The search for mass graves in Tulsa is intended to build toward restorative justice and reconciliation, though it’s not clear yet whether the findings will affect political discussions on reparations for the descendants of massacre victims.

After the destruction, insurers refused to compensate many home and business owners; some rebuilding efforts were blocked. Of Greenwood’s 11,000 residents at the time, 9,000 were left homeless.

Calculating the loss to the families who saw their homes and livelihoods destroyed has proved just as challenging as confirming a death toll, says Alicia Odewale, a University of Tulsa archaeologist. Property loss may have amounted to between $50 and $100 million today, without taking into account the loss of heirlooms and family records, the loss of a sense of safety, the toll of displacement, or the stark inequality that exists in Tulsa today.

In December, when addressing a question on possible reparations, Mayor Bynum told the public oversight committee: “What this investigation yields in the end, I can’t say. The goal of this is to clarify the truth of what happened as best we can. If that leads to further action that needs to be taken on the city’s part, we’ll cross that bridge when we get there.”

Archaeological examinations of mass graves may help validate oral histories about the Tulsa race massacre and help identify victims. But it won’t change the fundamental truth about the tragedy.
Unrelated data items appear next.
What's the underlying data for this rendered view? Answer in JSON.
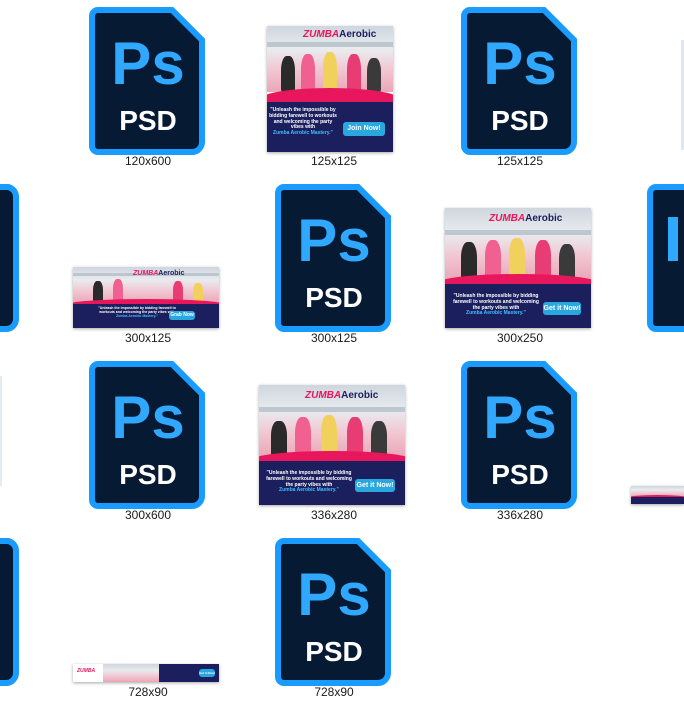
{
  "icon_type": "photoshop-psd",
  "icon_text": {
    "top": "Ps",
    "bottom": "PSD"
  },
  "colors": {
    "icon_border": "#1a9bff",
    "icon_fill": "#061a33",
    "icon_text": "#31a8ff",
    "banner_navy": "#1b1f5e",
    "banner_pink": "#e8175d",
    "cta_blue": "#29a8e0"
  },
  "banner_copy": {
    "brand_zumba": "ZUMBA",
    "brand_aerobic": "erobic",
    "brand_sub": "MASTERY",
    "tagline": "\"Unleash the impossible by bidding farewell to workouts and welcoming the party vibes with",
    "tagline_highlight": "Zumba Aerobic Mastery.\"",
    "cta_join": "Join Now!",
    "cta_grab": "Grab Now",
    "cta_get": "Get it Now!"
  },
  "files": {
    "f120x600_psd": {
      "label": "120x600"
    },
    "f125x125_jpg": {
      "label": "125x125"
    },
    "f125x125_psd": {
      "label": "125x125"
    },
    "f300x125_jpg": {
      "label": "300x125"
    },
    "f300x125_psd": {
      "label": "300x125"
    },
    "f300x250_jpg": {
      "label": "300x250"
    },
    "f300x600_psd": {
      "label": "300x600"
    },
    "f336x280_jpg": {
      "label": "336x280"
    },
    "f336x280_psd": {
      "label": "336x280"
    },
    "f728x90_jpg": {
      "label": "728x90"
    },
    "f728x90_psd": {
      "label": "728x90"
    }
  }
}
The Mabel B. Little Heritage House, named for a Tulsa business owner who survived the massacre, is located outside the Greenwood Cultural Center.
The Mabel B. Little Heritage House, named for a Tulsa business owner who survived the massacre, is located outside the Greenwood Cultural Center. Marc Carlson / CC BY 2.0

Whether the official death toll is accurate or whether it’s 150 or 300, this was a horrific incident of domestic terrorism and systemic racism,” says Hannibal Johnson, author of Black Wall Street: From Riot to Renaissance in Tulsa’s Historic Greenwood District.

Johnson is on the historical context and narrative committee for the graves search. He’s also part of the Tulsa Race Massacre Centennial Commission, a grassroots collective that is building a history center and revising school curricula related to the massacre. The commission is funding its own archaeological effort to look for the remnants of structures, foundations, and artifacts in historic Greenwood, and to map how the neighborhood changed over time. The group intends to conduct noninvasive geophysical surveys to identify sites of interest, then plan an excavation for 2021.
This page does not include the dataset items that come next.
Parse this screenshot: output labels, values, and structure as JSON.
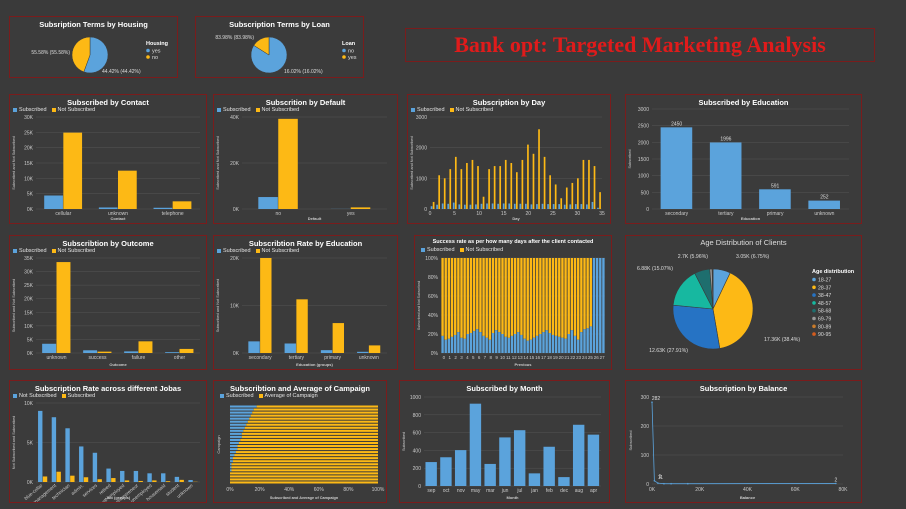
{
  "dashboard_title": "Bank opt: Targeted Marketing Analysis",
  "colors": {
    "subscribed": "#5ba3dc",
    "not_subscribed": "#fdb915",
    "grid": "#555555"
  },
  "legend": {
    "subscribed": "Subscribed",
    "not_subscribed": "Not Subscribed"
  },
  "pie_housing": {
    "title": "Subsription Terms by Housing",
    "legend_title": "Housing",
    "items": [
      {
        "name": "yes",
        "value": 55.58,
        "label": "55.58% (55.58%)",
        "color": "#5ba3dc"
      },
      {
        "name": "no",
        "value": 44.42,
        "label": "44.42% (44.42%)",
        "color": "#fdb915"
      }
    ]
  },
  "pie_loan": {
    "title": "Subscription Terms by Loan",
    "legend_title": "Loan",
    "items": [
      {
        "name": "no",
        "value": 83.98,
        "label": "83.98% (83.98%)",
        "color": "#5ba3dc"
      },
      {
        "name": "yes",
        "value": 16.02,
        "label": "16.02% (16.02%)",
        "color": "#fdb915"
      }
    ]
  },
  "chart_data": [
    {
      "id": "contact",
      "type": "bar",
      "title": "Subscribed by Contact",
      "categories": [
        "cellular",
        "unknown",
        "telephone"
      ],
      "series": [
        {
          "name": "Subscribed",
          "values": [
            4400,
            500,
            400
          ]
        },
        {
          "name": "Not Subscribed",
          "values": [
            24900,
            12500,
            2500
          ]
        }
      ],
      "xlabel": "Contact",
      "ylabel": "Subscribed and Not Subscribed",
      "ylim": [
        0,
        30000
      ],
      "yticks": [
        "0K",
        "5K",
        "10K",
        "15K",
        "20K",
        "25K",
        "30K"
      ]
    },
    {
      "id": "default",
      "type": "bar",
      "title": "Subscrition by Default",
      "categories": [
        "no",
        "yes"
      ],
      "series": [
        {
          "name": "Subscribed",
          "values": [
            5200,
            50
          ]
        },
        {
          "name": "Not Subscribed",
          "values": [
            39200,
            700
          ]
        }
      ],
      "xlabel": "Default",
      "ylabel": "Subscribed and Not Subscribed",
      "ylim": [
        0,
        40000
      ],
      "yticks": [
        "0K",
        "20K",
        "40K"
      ]
    },
    {
      "id": "day",
      "type": "bar",
      "title": "Subscription by Day",
      "categories": [
        1,
        2,
        3,
        4,
        5,
        6,
        7,
        8,
        9,
        10,
        11,
        12,
        13,
        14,
        15,
        16,
        17,
        18,
        19,
        20,
        21,
        22,
        23,
        24,
        25,
        26,
        27,
        28,
        29,
        30,
        31
      ],
      "series": [
        {
          "name": "Subscribed",
          "values": [
            90,
            140,
            180,
            170,
            210,
            150,
            140,
            140,
            150,
            170,
            180,
            180,
            170,
            180,
            180,
            170,
            170,
            170,
            150,
            160,
            170,
            160,
            160,
            160,
            140,
            150,
            160,
            160,
            150,
            230,
            40
          ]
        },
        {
          "name": "Not Subscribed",
          "values": [
            230,
            1100,
            1000,
            1300,
            1700,
            1300,
            1500,
            1600,
            1400,
            400,
            1300,
            1400,
            1400,
            1600,
            1500,
            1200,
            1600,
            2100,
            1800,
            2600,
            1700,
            1100,
            800,
            350,
            700,
            850,
            1000,
            1600,
            1600,
            1400,
            550
          ]
        }
      ],
      "xlabel": "Day",
      "ylabel": "Subscribed and Not Subscribed",
      "ylim": [
        0,
        3000
      ],
      "yticks": [
        "0",
        "1000",
        "2000",
        "3000"
      ],
      "xticks": [
        "0",
        "5",
        "10",
        "15",
        "20",
        "25",
        "30",
        "35"
      ]
    },
    {
      "id": "education",
      "type": "bar",
      "title": "Subscribed by Education",
      "categories": [
        "secondary",
        "tertiary",
        "primary",
        "unknown"
      ],
      "values": [
        2450,
        1996,
        591,
        252
      ],
      "xlabel": "Education",
      "ylabel": "Subscribed",
      "ylim": [
        0,
        3000
      ],
      "yticks": [
        "0",
        "500",
        "1000",
        "1500",
        "2000",
        "2500",
        "3000"
      ]
    },
    {
      "id": "outcome",
      "type": "bar",
      "title": "Subscribtion by Outcome",
      "categories": [
        "unknown",
        "success",
        "failure",
        "other"
      ],
      "series": [
        {
          "name": "Subscribed",
          "values": [
            3400,
            1000,
            600,
            300
          ]
        },
        {
          "name": "Not Subscribed",
          "values": [
            33500,
            500,
            4300,
            1500
          ]
        }
      ],
      "xlabel": "Outcome",
      "ylabel": "Subscribed and Not Subscribed",
      "ylim": [
        0,
        35000
      ],
      "yticks": [
        "0K",
        "5K",
        "10K",
        "15K",
        "20K",
        "25K",
        "30K",
        "35K"
      ]
    },
    {
      "id": "rate_education",
      "type": "bar",
      "title": "Subscribtion Rate by Education",
      "categories": [
        "secondary",
        "tertiary",
        "primary",
        "unknown"
      ],
      "series": [
        {
          "name": "Subscribed",
          "values": [
            2450,
            2000,
            600,
            250
          ]
        },
        {
          "name": "Not Subscribed",
          "values": [
            20800,
            11300,
            6300,
            1600
          ]
        }
      ],
      "xlabel": "Education (groups)",
      "ylabel": "Subscribed and Not Subscribed",
      "ylim": [
        0,
        20000
      ],
      "yticks": [
        "0K",
        "10K",
        "20K"
      ]
    },
    {
      "id": "success_rate",
      "type": "bar",
      "title": "Success rate as per how many days after the client contacted",
      "categories": [
        1,
        2,
        3,
        4,
        5,
        6,
        7,
        8,
        9,
        10,
        11,
        12,
        13,
        14,
        15,
        16,
        17,
        18,
        19,
        20,
        21,
        22,
        23,
        24,
        25,
        26,
        27,
        28,
        29,
        30,
        31,
        32,
        33,
        34,
        35,
        36,
        37,
        38,
        39,
        40,
        41,
        42,
        43,
        44,
        45,
        46,
        47,
        48,
        49,
        50,
        51,
        52
      ],
      "series": [
        {
          "name": "Subscribed",
          "values": [
            18,
            14,
            15,
            17,
            19,
            22,
            16,
            15,
            20,
            21,
            23,
            25,
            22,
            18,
            16,
            14,
            21,
            24,
            22,
            20,
            17,
            16,
            18,
            20,
            22,
            19,
            15,
            13,
            14,
            16,
            18,
            20,
            22,
            24,
            21,
            19,
            18,
            17,
            16,
            15,
            20,
            24,
            18,
            14,
            22,
            25,
            26,
            28,
            100,
            100,
            100,
            100
          ]
        }
      ],
      "xlabel": "Previous",
      "ylabel": "Subscribed and Not Subscribed",
      "ylim": [
        0,
        100
      ],
      "yticks": [
        "0%",
        "20%",
        "40%",
        "60%",
        "80%",
        "100%"
      ],
      "xticks": [
        "0",
        "1",
        "2",
        "3",
        "4",
        "5",
        "6",
        "7",
        "8",
        "9",
        "10",
        "11",
        "12",
        "13",
        "14",
        "15",
        "16",
        "17",
        "18",
        "19",
        "20",
        "21",
        "22",
        "23",
        "24",
        "25",
        "26",
        "27"
      ]
    },
    {
      "id": "age",
      "type": "pie",
      "title": "Age Distribution of Clients",
      "legend_title": "Age distribution",
      "categories": [
        "18-27",
        "28-37",
        "38-47",
        "48-57",
        "58-68",
        "69-79",
        "80-89",
        "90-95"
      ],
      "values": [
        3050,
        17360,
        12630,
        6880,
        2700,
        400,
        130,
        20
      ],
      "labels": [
        "3.05K (6.75%)",
        "17.36K (38.4%)",
        "12.63K (27.91%)",
        "6.88K (15.07%)",
        "2.7K (5.96%)"
      ],
      "colors": [
        "#5ba3dc",
        "#fdb915",
        "#2673c4",
        "#17b8a0",
        "#1e6e6e",
        "#9a9a9a",
        "#c97b2a",
        "#d45c1e"
      ]
    },
    {
      "id": "jobs",
      "type": "bar",
      "title": "Subscription Rate across different Jobas",
      "categories": [
        "blue-collar",
        "management",
        "technician",
        "admin.",
        "services",
        "retired",
        "self-employed",
        "entrepreneur",
        "unemployed",
        "housemaid",
        "student",
        "unknown"
      ],
      "series": [
        {
          "name": "Not Subscribed",
          "values": [
            9000,
            8200,
            6800,
            4500,
            3700,
            1700,
            1400,
            1400,
            1100,
            1100,
            650,
            250
          ]
        },
        {
          "name": "Subscribed",
          "values": [
            700,
            1300,
            800,
            600,
            350,
            500,
            200,
            130,
            200,
            100,
            270,
            30
          ]
        }
      ],
      "xlabel": "Job (groups)",
      "ylabel": "Not Subscribed and Subscribed",
      "ylim": [
        0,
        10000
      ],
      "yticks": [
        "0K",
        "5K",
        "10K"
      ]
    },
    {
      "id": "campaign",
      "type": "bar",
      "title": "Subscribtion and Average of Campaign",
      "categories": [
        1,
        2,
        3,
        4,
        5,
        6,
        7,
        8,
        9,
        10,
        11,
        12,
        13,
        14,
        15,
        16,
        17,
        18,
        19,
        20,
        21,
        22,
        23,
        24,
        25,
        26
      ],
      "series": [
        {
          "name": "Subscribed",
          "values": [
            18,
            16,
            15,
            14,
            13,
            12,
            11,
            10,
            9,
            8,
            8,
            7,
            6,
            5,
            5,
            4,
            3,
            2,
            2,
            1,
            1,
            1,
            0,
            0,
            0,
            0
          ]
        },
        {
          "name": "Average of Campaign",
          "values": [
            82,
            84,
            85,
            86,
            87,
            88,
            89,
            90,
            91,
            92,
            92,
            93,
            94,
            95,
            95,
            96,
            97,
            98,
            98,
            99,
            99,
            99,
            100,
            100,
            100,
            100
          ]
        }
      ],
      "xlabel": "Subscribed and Average of Campaign",
      "ylabel": "Campaign",
      "xlim": [
        0,
        100
      ],
      "xticks": [
        "0%",
        "20%",
        "40%",
        "60%",
        "80%",
        "100%"
      ]
    },
    {
      "id": "month",
      "type": "bar",
      "title": "Subscribed by Month",
      "categories": [
        "sep",
        "oct",
        "nov",
        "may",
        "mar",
        "jun",
        "jul",
        "jan",
        "feb",
        "dec",
        "aug",
        "apr"
      ],
      "values": [
        269,
        323,
        403,
        925,
        248,
        546,
        627,
        142,
        441,
        100,
        688,
        577
      ],
      "xlabel": "Month",
      "ylabel": "Subscribed",
      "ylim": [
        0,
        1000
      ],
      "yticks": [
        "0",
        "200",
        "400",
        "600",
        "800",
        "1000"
      ]
    },
    {
      "id": "balance",
      "type": "scatter",
      "title": "Subscription by Balance",
      "points": [
        [
          0,
          282
        ],
        [
          1000,
          11
        ],
        [
          2500,
          3
        ],
        [
          5000,
          1
        ],
        [
          8000,
          1
        ],
        [
          15000,
          1
        ],
        [
          77000,
          2
        ]
      ],
      "point_labels": [
        "282",
        "11",
        "1",
        "2"
      ],
      "xlabel": "Balance",
      "ylabel": "Subscribed",
      "xlim": [
        0,
        80000
      ],
      "ylim": [
        0,
        300
      ],
      "yticks": [
        "0",
        "100",
        "200",
        "300"
      ],
      "xticks": [
        "0K",
        "20K",
        "40K",
        "60K",
        "80K"
      ]
    }
  ]
}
We don’t want the narrative of the Greenwood community to be based solely on sites of death but [to also] incorporate sites of life, wealth, struggle, and family connections as well,” says Odewale, who is helping to lead the collective’s project. Odewale, who grew up in Tulsa, is currently the only black archaeologist living and working in the city with expertise in African diaspora archaeology.

Digging into a certain area can reveal periods of change—loss and prosperity, destruction and growth—and these don’t have to be two separate stories of the Greenwood community, but allow us to see a clear connection between what happened in the past and what Greenwood looks like today,” Odewale says. “The great thing about archaeology is that it’s designed to have multiple truths be able to coexist in the same space.”